Marsé amaba las películas, narraba con pulsión cinematográfica y quería ver sus novelas en la pantalla . Luego, sí, también quería no haberlas visto. Pero no era arrebato o capricho de autor, pues cuando leyó el guion de Víctor Erice (y Antonio Drove) sobre «El embrujo de Shanghai» dijo que era mejor y más hermoso que su novela. El genio en frustraciones que fue Erice no lo pudo cuajar en película, y lo que recogieron Andrés Vicente Gómez y Fernando Trueba le pareció como autor, como cinéfilo y como espectador una completa basura.
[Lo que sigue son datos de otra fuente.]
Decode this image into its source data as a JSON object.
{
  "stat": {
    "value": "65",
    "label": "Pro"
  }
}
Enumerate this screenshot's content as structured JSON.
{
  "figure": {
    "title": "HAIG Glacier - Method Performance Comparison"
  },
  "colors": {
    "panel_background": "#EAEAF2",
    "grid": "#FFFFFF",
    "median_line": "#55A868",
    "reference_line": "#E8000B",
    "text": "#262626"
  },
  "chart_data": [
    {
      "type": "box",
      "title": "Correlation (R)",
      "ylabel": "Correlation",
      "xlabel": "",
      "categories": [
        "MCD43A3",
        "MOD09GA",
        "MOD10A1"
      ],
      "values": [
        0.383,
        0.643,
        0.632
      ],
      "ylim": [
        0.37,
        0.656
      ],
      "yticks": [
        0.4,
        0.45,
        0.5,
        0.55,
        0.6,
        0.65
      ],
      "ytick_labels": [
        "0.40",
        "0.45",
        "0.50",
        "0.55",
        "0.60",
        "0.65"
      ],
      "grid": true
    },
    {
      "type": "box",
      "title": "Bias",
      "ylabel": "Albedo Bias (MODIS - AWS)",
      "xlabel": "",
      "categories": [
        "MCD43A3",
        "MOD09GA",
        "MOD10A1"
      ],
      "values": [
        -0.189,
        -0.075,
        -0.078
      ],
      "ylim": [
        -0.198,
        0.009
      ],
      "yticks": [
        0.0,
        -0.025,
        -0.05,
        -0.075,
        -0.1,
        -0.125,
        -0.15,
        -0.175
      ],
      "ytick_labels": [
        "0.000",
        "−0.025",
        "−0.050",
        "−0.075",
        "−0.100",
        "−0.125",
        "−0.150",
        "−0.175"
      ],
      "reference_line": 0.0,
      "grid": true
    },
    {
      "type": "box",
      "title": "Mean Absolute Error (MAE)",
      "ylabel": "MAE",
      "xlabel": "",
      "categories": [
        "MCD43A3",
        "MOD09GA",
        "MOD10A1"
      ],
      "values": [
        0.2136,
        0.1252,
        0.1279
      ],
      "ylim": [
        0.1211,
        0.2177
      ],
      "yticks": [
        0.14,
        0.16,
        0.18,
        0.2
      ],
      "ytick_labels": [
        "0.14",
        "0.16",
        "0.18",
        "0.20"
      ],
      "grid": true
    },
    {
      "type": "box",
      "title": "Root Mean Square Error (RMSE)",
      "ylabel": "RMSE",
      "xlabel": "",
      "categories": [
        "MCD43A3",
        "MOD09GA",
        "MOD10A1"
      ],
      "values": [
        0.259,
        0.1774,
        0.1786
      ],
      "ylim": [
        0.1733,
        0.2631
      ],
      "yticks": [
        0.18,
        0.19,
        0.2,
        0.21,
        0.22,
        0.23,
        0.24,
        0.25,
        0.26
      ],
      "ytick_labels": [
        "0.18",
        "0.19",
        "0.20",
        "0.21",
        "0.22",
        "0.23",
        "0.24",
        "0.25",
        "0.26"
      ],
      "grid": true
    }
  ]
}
No es inusual que una gran novela que describe maravillosamente una época y lugar se estrelle contra el cine, y la Barcelona del siglo XX dibujada con minuciosidad de paisaje y personajes por Marsé, como la detallada por Eduardo Mendoza en «La ciudad de los prodigios», pierden toda su fuerza evocadora y su magia en la pantalla. Curiosamente, Mario Camus , que machacó la obra de Mendoza, había ennoblecido la de Miguel Delibes en «Los santos inocentes». No es, pues, cuestión de inquina, ni siquiera de talento, sino de mirada y suerte, y Juan Marsé no la tuvo en sus préstamos al cine, o a ciertos productores y directores, que le devolvieron la cuenta de su obra sin el más mínimo interés. El caso de «Últimas tardes con Teresa» , su novela más pegada al hígado de aquella Barcelona, no es tan dramático, pues Gonzalo Herralde y sus protagonistas, Maribel Martín y Ángel Alcázar, supieron extraer al menos lo epidérmico de sus magníficos personajes y mundos.

Así, la relación de Marsé con el cine, magnífica y plena, no es la de su obra, ni la de su labor de guionista y adaptador, sino un vínculo y un idilio del que hemos podido disfrutar con sus escritos, artículos, críticas, comentarios, con sus «Momentos inolvidables del cine» , con «El fantasma del cine Roxy» o con ese impagable «Un paseo por las estrellas» que hallaba nexos entre Pepe Isbert y Marilyn Monroe o Nuria Espert y la mona Chita.